Telstra’s net profit has tumbled 39.6 per cent to $2.1 billion and earnings before tax also fell 21.7 per cent to $8 billion for FY19 ending 30 June, as it sounds a warning to brace for an even bigger financial impact in FY20.
The telco pointed out the decrease was mainly due to the impact of the national broadband network (NBN), as it absorbed about $600 million of negative recurring EBITDA headwind during the period and warned shareholders that FY20 will be the biggest in-year NBN headwind to date, anticipating an impact of $800 million to $1 billion.
In FY19, the telco has estimated the NBN has adversely impacted EBITDA by about $1.7 billion, and assumes it is about half way through the recurring financial impact.
Discounting the NBN headwinds, underlying EBITDA decreased about four per cent and the telco said it managed to reduce its underlying fixed costs by $456 million (six per cent).
“Our full year results for financial year 2019, which were in line with guidance and market expectations, showed strong progress against the T22 strategy,” Telstra CEO Andy Penn told shareholders.

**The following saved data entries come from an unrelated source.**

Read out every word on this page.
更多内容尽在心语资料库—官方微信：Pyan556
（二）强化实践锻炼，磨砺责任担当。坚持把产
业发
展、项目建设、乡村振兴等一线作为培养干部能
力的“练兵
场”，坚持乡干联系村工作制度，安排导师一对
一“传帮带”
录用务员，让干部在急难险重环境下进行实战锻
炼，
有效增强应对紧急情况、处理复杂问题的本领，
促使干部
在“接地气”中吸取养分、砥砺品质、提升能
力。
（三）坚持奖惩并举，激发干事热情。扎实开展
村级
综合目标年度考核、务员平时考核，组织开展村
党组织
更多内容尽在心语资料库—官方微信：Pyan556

“While we are making good progress on our T22 strategy, we continue to feel the significant impact of the roll out of the NBN on our earnings and profit, and competition in the mobile market remains high.
“Notwithstanding the intense competitive environment and the challenging structural dynamics of our industry, it is a year in which we believe we can start to see the turning point in the fortunes of the company from the changes we have embraced.”

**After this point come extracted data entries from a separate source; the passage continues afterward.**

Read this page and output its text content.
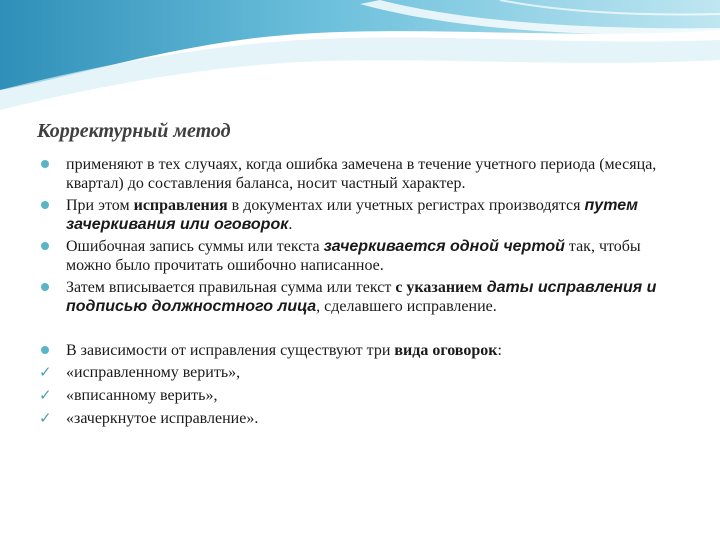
Корректурный метод
применяют в тех случаях, когда ошибка замечена в течение учетного периода (месяца, квартал) до составления баланса, носит частный характер.
При этом исправления в документах или учетных регистрах производятся путем зачеркивания или оговорок.
Ошибочная запись суммы или текста зачеркивается одной чертой так, чтобы можно было прочитать ошибочно написанное.
Затем вписывается правильная сумма или текст с указанием даты исправления и подписью должностного лица, сделавшего исправление.
В зависимости от исправления существуют три вида оговорок:
✓ «исправленному верить»,
✓ «вписанному верить»,
✓ «зачеркнутое исправление».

Furthermore on its T22 strategy, Penn said it had identified about 75 per cent of the net 8,000 direct workforce role reductions, but it was also progressing with its target of creating 1,500 new roles in areas such as cyber security and software engineering through opening a innovation and capability centre in Bangalore. In the longer term, it hopes to develop these skills locally through establishing a partnership program with a small number of universities to develop these specific capabilities.
“The reality is that it is not possible for Telstra to continue to operate with the same number of employees after the NBN network is rolled out as it had been before NBN co-existed,” Penn explained. “To support our people through the change, we are investing up to $50 million in a transition program that provides a range of services to help people move into new roles.”

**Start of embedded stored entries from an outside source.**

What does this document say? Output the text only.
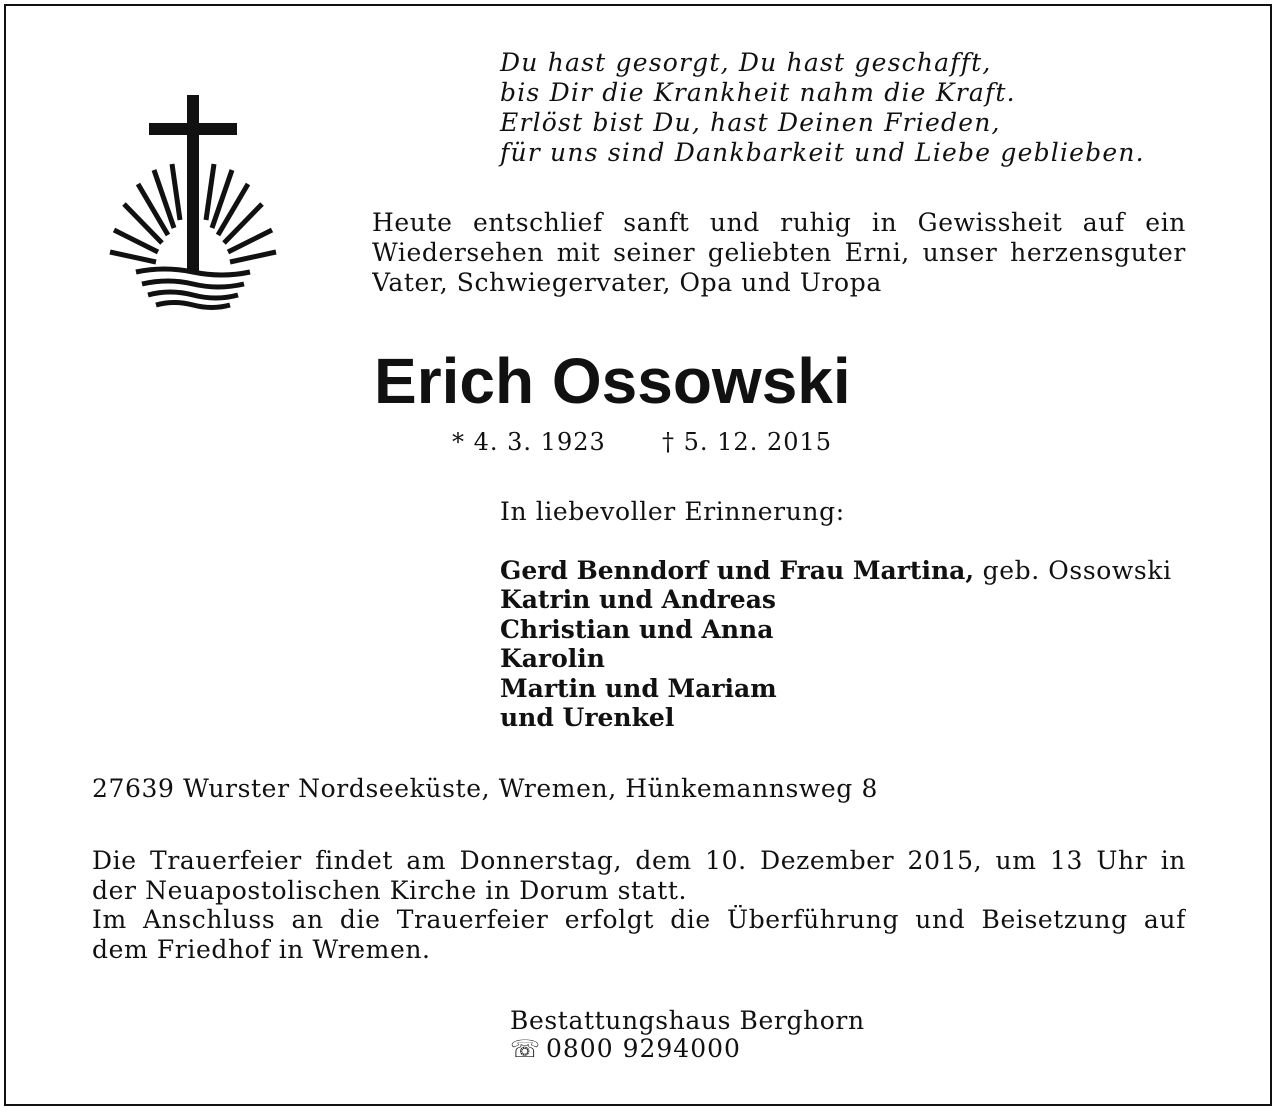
Du hast gesorgt, Du hast geschafft,
bis Dir die Krankheit nahm die Kraft.
Erlöst bist Du, hast Deinen Frieden,
für uns sind Dankbarkeit und Liebe geblieben.
Heute entschlief sanft und ruhig in Gewissheit auf ein
Wiedersehen mit seiner geliebten Erni, unser herzensguter
Vater, Schwiegervater, Opa und Uropa
Erich Ossowski
* 4. 3. 1923 † 5. 12. 2015
In liebevoller Erinnerung:
Gerd Benndorf und Frau Martina, geb. Ossowski
Katrin und Andreas
Christian und Anna
Karolin
Martin und Mariam
und Urenkel
27639 Wurster Nordseeküste, Wremen, Hünkemannsweg 8
Die Trauerfeier findet am Donnerstag, dem 10. Dezember 2015, um 13 Uhr in
der Neuapostolischen Kirche in Dorum statt.
Im Anschluss an die Trauerfeier erfolgt die Überführung und Beisetzung auf
dem Friedhof in Wremen.
Bestattungshaus Berghorn
☏ 0800 9294000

Furthermore, Penn said re-engineering how the telco works and does business, will remain a significant focus this year.
"While the majority of our major cross-company restructures and organisational design work is behind us, we will continue to see change in our workforce as part of our investments in digitisation, new technology and reduced activity within the business," he said. "All this will occur amid a continually challenging environment. NBN Co has also begun directly targeting the business sector as an infrastructure provider, which could also further impact our business.
"We will continue to advocate for a reduction in NBN wholesale prices to help ensure the long-term sustainability of the industry."
Within its Network Applications and Services business unit, Telstra saw revenue fall 4.1 per cent to $3.47 billion impacted by lower NBN commercial works and integrated services. EBITDA margin also further declined by 0.6 percentage points, to 10 per recent, reflecting a change in revenue mix including a decline in NBN commercial works revenues and contract timing impact, the telco said.
Specifically, integrated services revenue declined 22.3 per cent to $206 million that was put down to a decline in consulting and project management, as well as timing of project revenues.
Telstra InfraCo, which is now in its first year as a standalone business, saw income fall 6.3 per cent to $3.05 billion due to expected declines from Telstra Wholesale fixed legacy and NBN commercial works.
The unit controls assets worth around $11 billion such as datacentres and exchange buildings, fibre network, copper and HFC networks, international subsea cables, exchanges, poles, ducts and pipes.
The telco recently sold three of its international data centres in Europe and Asia to private equity firm, I-Squared Capital for about $160 million. The private equity firm also own Hutchison Global Communications. This was part of the T22 strategy, whereby the telco plans to monetise up to $2 billion of assets by the end of FY20, and hinted at "other opportunities which continue to be developed."
During FY19, the telco added 378,000 net retail postpaid mobile services, including 181,000 from its Belong unit, taking retail postpaid handheld services to 8.2 million. It also added more than 230,000 wholesale MVNO mobile prepaid and post paid services and about 107,000 net new fixed line retail bundle and data services, which included 51,000 from Belong.
The telco pointed out that its IoT business exceeded industry growth rates, experiencing revenue growth of 19.4 per cent.
On the back of this, Telstra said it was building out its 5G coverage in 10 cities nationally, with more locations to come.